News Corp. Misses Estimates, Huge Write-Off, Lowering Guidance: Murdoch Says It’s Worse Than He Thought
Even though analysts had been moving their estimates down at the company’s urging, News Corp. still underperformed the consensus for its quarterly earnings report card. And the company is recording an $8.4 billion write-off related to its TV and newspaper businesses. (News Corp. is the owner of Dow Jones and this Web site.)
Quote from CEO Rupert Murdoch: “Our results for the quarter are a direct reflection of the grim economic climate. While we anticipated a weakening, the downturn is more severe and likely longer lasting than previously thought. As a result, we have been taking actions to preserve a solid level of operational profitability and a strong balance sheet without sacrificing future growth. We are implementing rigorous cost-cutting across all operations and reducing head count where appropriate. We believe our businesses are well positioned to withstand a lengthy downturn and to emerge stronger as the current economic situation improves.”
News Corp. (NWS) knocked down guidance for the rest of its fiscal year (which ends this summer) again: Last fall it had said it would expect operating income to drop to the low- to mid-teen range for FY ’09; today it says it’s planning on a 30 percent decline.
Excluding the write-down, the company posted earnings of 12 cents a share on revenue of $7.9 billion; Wall Street had been looking for 19 cents and $8.39 billion, respectively. Including the charge, the company lost $6.4 billion, or $2.45 a share.
Murdoch’s comments about things being worse than he thought should be more worrisome than similar quotes we’ve heard from other media CEOs. That’s because Murdoch has been one of the most bearish of moguls since last spring. And last fall, he began guiding down expectations again.
But the market seems to be taking all of this in stride, and News Corp. shares were up slightly in aftermarket trading. Either investors are relieved that things aren’t worse or they are encouraged by Murdoch’s remarks, which were peppered with both pledges to cut costs and an optimistic refrain that things will get better one day.
Here’s the breakdown of the company’s operating performance–note the huge drop in the company’s TV business (click to enlarge):
MySpace/Fox Interactive Media falls under “other.” Here’s some more info on that from the release: “The decline in FIM operating results was driven by increased costs associated with the growth in unique users, international expansion, the launch of MySpace music and new features, as well as lower subscription revenue at IGN.”
Update from the call: FIM revenues of $226 million are down three percent year-over-year, due to lower subscription rates at IGN, the game-centric business News Corp. bought around the same time as MySpace in 2005. The good news: MySpace ad revenues are flat compared to last year, which is pretty good, considering the rest of the Web.
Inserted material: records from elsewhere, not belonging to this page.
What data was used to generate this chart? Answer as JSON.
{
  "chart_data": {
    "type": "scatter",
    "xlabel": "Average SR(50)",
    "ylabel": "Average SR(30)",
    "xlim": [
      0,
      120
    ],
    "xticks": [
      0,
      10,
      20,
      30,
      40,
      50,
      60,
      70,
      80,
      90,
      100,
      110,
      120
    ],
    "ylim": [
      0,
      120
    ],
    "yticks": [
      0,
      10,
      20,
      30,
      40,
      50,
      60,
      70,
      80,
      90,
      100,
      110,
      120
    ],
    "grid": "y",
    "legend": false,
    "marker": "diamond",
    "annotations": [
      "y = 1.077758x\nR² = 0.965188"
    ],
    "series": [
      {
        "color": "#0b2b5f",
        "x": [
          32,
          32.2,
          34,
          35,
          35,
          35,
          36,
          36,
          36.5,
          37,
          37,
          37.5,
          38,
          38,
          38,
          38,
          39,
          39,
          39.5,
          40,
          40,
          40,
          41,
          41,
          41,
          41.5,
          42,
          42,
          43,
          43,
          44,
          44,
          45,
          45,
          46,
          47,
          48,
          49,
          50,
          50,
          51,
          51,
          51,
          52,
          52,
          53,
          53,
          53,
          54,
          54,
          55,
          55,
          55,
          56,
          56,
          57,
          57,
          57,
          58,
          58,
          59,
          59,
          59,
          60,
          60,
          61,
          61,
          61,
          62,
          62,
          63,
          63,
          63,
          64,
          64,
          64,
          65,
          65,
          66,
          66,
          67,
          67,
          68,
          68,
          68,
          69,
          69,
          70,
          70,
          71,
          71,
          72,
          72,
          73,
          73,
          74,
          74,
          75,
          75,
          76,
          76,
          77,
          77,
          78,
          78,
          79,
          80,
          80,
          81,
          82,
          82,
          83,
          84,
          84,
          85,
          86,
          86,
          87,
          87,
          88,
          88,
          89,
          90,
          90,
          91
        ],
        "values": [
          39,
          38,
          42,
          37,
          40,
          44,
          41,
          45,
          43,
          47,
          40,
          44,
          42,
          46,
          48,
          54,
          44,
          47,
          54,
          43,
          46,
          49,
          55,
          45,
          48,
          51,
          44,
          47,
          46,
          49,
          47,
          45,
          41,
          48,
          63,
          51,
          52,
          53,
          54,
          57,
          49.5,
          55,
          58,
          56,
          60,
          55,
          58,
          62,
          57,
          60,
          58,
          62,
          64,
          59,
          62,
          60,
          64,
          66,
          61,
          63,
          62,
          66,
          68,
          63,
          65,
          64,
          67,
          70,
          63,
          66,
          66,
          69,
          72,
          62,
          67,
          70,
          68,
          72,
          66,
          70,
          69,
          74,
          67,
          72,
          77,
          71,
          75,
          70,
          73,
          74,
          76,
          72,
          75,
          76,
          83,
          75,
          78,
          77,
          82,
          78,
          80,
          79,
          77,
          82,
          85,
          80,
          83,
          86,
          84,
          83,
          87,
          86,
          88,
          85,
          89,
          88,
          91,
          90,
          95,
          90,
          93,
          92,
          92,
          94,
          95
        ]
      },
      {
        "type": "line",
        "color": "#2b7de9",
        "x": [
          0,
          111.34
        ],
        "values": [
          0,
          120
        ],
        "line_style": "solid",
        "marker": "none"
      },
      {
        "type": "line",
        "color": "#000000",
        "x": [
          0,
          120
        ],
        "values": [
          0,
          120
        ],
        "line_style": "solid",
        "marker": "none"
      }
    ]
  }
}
Asked about his views on the Web as an ad medium in general, Murdoch gave a nuanced but fairly mainstream take: It’s great to sell search ads, but the rest of the online ad business is plagued by an “almost infinite increase in inventory” which keeps pushing rates down. On MySpace: “In the social-network area, we’re getting 80 to 90 percent of total revenue, but that is not a particularly relevant number….We need to find new ways to monetize our huge audience.”
The breakdown on the write-off:
$4.6 billion on “indefinite-lived intangibles (primarily FCC licenses)”
$3.6 billion of goodwill
$185 million on “Newspapers and Information Services fixed assets”
Still reading? Then you should know that Murdoch still doesn’t want to buy the New York Times: “I’ve got no interest. I’ve got no desire to be an even bigger public enemy. Or target.”